Kim jest dobry wychowawca?
Wiele zależy od organizacji domów dziecka, ale najwięcej od pracujących w nich ludzi. W jednej i drugiej placówce spotykałam wspaniałych wychowawców. Ten, kto długo pracował w domu dziecka, wie, że pod tym pojęciem kryją się najprostsze pozornie rzeczy. Po czym rozpoznać dobrego wychowawcę? Nie szuka poklasku dla siebie, lecz ulgi dla dzieci. Nie satysfakcjonują go szybkie, ostre rozwiązania trudnych sytuacji. Na każdą sytuację patrzy wieloaspektowo. Szuka nietuzinkowych rozwiązań. Po pierwszej porażce nie mówi: „odpuszczam, przecież próbowałem”. Walcząc o wychowanków nie poddaje się po pierwszym „nie” ze strony dyrekcji, szkoły, instytucji. Nie ma łatwości oceniania rodziny wychowanka – nie mówi „pijacy, śmierdziele, nieudacznicy”.
Pamiętam Anię, dla której nic nie stanowiło problemu, gdyż na dyżurze nie stawiała na pierwszym miejscu swoich potrzeb. Opiekując się w pojedynkę grupą kilkulatków zabierała je zimą na sanki. Cierpliwie wiązała śniegowce, ubierała kombinezony. Nie mówiła: „To za dużo zachodu jak dla jednej osoby”. Nie przejmowała się, gdy koleżanki mówiły: „I po co to robisz? Potem kierowniczka nam też będzie kazała. Nie lepiej włączyć im bajkę?”.
Pamiętam Dorotę, która zamiast starać się na siłę utrzymać ciszę, nie dopuszczała do nadmiernego hałasu prowadząc z dziećmi ciekawe rozmowy. Nie wstydziła się mówiąc: „Jestem z tych wychowawców, którzy muszą czasem powtórzyć trzy razy, zanim dzieci posłuchają”. Autentycznie interesowało ją to, co chcieliby robić wychowankowie, a nie to, co będzie dobrze wyglądało w oczach dyrekcji i innych pracowników placówki.

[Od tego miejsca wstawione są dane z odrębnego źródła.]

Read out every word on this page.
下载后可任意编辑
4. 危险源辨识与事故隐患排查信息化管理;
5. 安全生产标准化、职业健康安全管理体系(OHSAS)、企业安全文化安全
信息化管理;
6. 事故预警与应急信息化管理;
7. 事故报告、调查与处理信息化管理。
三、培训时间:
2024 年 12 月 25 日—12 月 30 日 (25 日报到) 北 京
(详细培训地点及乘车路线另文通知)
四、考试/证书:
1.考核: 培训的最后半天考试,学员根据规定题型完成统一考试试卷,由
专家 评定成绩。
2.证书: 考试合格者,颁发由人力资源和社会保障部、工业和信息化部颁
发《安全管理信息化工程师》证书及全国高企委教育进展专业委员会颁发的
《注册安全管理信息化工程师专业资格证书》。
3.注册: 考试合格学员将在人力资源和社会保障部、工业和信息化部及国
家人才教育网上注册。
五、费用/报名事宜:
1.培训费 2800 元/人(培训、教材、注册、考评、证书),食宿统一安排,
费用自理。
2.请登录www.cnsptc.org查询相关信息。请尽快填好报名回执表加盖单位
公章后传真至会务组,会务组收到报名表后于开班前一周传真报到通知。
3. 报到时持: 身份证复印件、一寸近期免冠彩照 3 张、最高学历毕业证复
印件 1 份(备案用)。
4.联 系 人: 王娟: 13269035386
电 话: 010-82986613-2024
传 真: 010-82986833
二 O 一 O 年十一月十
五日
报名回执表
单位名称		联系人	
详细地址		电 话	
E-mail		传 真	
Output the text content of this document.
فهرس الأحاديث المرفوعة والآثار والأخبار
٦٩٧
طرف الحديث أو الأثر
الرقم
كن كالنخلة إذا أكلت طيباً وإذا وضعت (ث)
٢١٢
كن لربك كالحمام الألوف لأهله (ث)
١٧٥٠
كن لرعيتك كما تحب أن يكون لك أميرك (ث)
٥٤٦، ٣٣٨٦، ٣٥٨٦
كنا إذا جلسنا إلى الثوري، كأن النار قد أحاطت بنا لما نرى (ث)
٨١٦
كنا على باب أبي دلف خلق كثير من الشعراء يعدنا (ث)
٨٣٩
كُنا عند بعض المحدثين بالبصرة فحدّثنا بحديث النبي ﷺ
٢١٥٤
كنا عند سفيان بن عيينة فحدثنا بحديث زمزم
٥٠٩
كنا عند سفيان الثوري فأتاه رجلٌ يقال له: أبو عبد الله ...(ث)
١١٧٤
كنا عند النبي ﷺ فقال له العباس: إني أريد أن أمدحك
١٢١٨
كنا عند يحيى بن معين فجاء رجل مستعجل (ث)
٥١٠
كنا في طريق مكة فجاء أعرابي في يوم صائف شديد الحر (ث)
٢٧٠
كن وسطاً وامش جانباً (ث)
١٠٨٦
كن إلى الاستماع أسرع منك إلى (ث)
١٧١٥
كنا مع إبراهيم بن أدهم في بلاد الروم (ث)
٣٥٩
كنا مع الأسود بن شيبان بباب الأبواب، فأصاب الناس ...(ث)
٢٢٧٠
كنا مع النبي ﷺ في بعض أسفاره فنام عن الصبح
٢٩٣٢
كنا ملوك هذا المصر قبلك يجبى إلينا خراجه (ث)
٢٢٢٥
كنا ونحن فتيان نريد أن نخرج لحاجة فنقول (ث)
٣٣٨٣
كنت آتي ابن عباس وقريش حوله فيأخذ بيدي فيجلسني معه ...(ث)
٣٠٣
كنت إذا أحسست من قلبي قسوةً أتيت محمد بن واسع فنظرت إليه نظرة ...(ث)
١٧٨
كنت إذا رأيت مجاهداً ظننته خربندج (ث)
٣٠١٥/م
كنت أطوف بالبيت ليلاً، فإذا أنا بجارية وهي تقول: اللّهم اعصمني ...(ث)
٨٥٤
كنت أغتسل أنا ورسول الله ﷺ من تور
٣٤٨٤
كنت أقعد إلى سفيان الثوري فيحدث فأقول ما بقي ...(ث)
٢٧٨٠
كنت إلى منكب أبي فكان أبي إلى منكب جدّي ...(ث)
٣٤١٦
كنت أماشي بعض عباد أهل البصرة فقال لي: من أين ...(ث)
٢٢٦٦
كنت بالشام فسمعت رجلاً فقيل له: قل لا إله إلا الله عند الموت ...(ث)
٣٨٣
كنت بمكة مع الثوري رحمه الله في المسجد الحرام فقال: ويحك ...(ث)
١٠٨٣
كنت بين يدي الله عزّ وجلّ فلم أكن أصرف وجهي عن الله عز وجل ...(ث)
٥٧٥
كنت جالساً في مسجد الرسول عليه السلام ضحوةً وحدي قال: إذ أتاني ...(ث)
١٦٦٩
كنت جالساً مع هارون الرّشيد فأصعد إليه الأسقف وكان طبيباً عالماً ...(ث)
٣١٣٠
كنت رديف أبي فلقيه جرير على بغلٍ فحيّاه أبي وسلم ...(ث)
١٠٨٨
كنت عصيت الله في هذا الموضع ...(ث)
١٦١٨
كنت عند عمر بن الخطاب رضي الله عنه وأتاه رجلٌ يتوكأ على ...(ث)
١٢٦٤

Byli też wychowawcy, którzy nawet w niesprzyjających warunkach starali się stworzyć dzieciom namiastkę domu. Prosili panie kucharki, by na śniadanie nie podawały gotowych kanapek, lecz tylko produkty do ich wykonania. Ważniejsze od czystości i porządku było zapewnienie dzieciom normalnych warunków do rozwijania się. To właśnie takie zwyczajne zachowania bywają czasem najcenniejsze.